At Cato Unbound, Paul Starr calls for an investigative journalism subsidy:

Many regional papers in the United States have cut back or shut down their Washington bureaus, reducing coverage of their region’s representatives in Congress and the implications of federal policy for their area. The analogous process has also happened within the states; in the past five years, according to surveys by the American Journalism Review, the number of reporters covering state government has dropped by one-third … Will non-commercial patrons step in to rectify this imbalance and finance more public-service journalism? Perhaps, but I see no reason to assume so. …

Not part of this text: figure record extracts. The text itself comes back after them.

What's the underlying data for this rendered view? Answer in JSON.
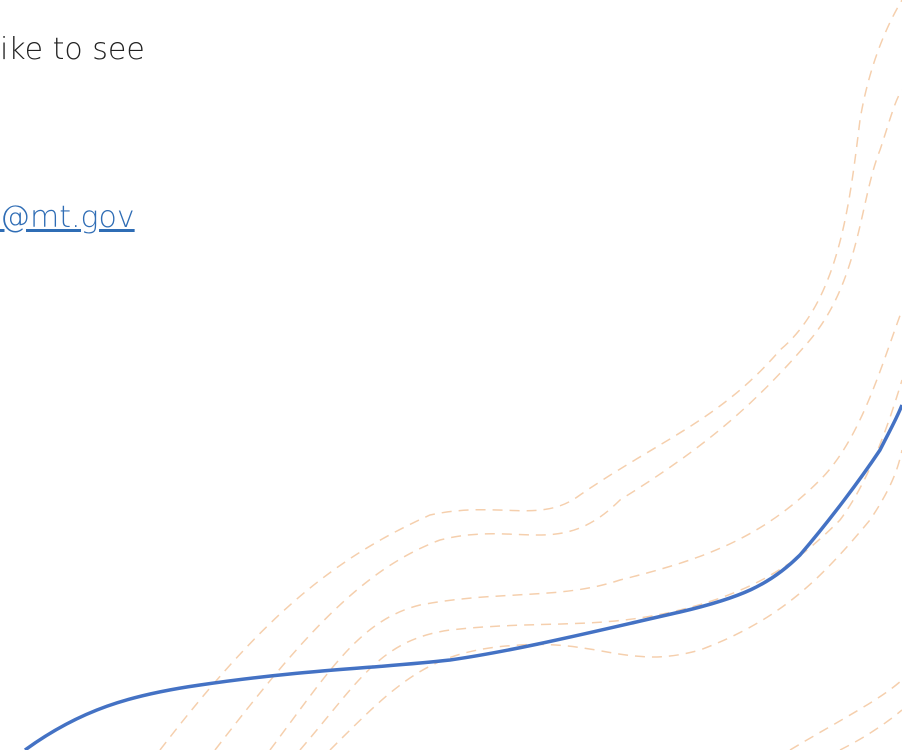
{
  "body": {
    "line1": "ike to see",
    "email": "@mt.gov"
  }
}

Public policy in the United States didn’t always put the public press at a relative disadvantage. Beginning in the 1790s, when most papers were partisan, Congress subsidized their development through postal policy. The postal rates for sending newspapers through the mail were set below cost, and editors could exchange copies with one another at no charge. Congress also refrained from taxing newspapers, a legacy of colonial opposition to Britain’s Stamp Act. …

While partisan journalism has a legitimate place, we also need sources of reported news that can be widely trusted.  … Government subsidies that are viewpoint-neutral and that do not give officials any discretion may be a less constraining method of supporting journalism than leaving it to dependence on patrons. Today, any such subsidies should be not only viewpoint-neutral, but also platform-neutral. We need the modern equivalent of the postal subsidies of the early American republic, except that there ought to be no bias in favor of publications that appear in print.

At a modest cost, investigative journalists add enormous value to the health of our political system, and media firms capture only a small fraction of that value.  This sets a strong presumption of a market failure, and hence a strong argument for neutral subsidies.   I completely agree: let’s raise low-official-discretion subsidies of political investigative journalism.  There is clearly a tradeoff between how narrowly targeted is any subsidy, and how much discretion that produces.  But many available options seem better than the status quo.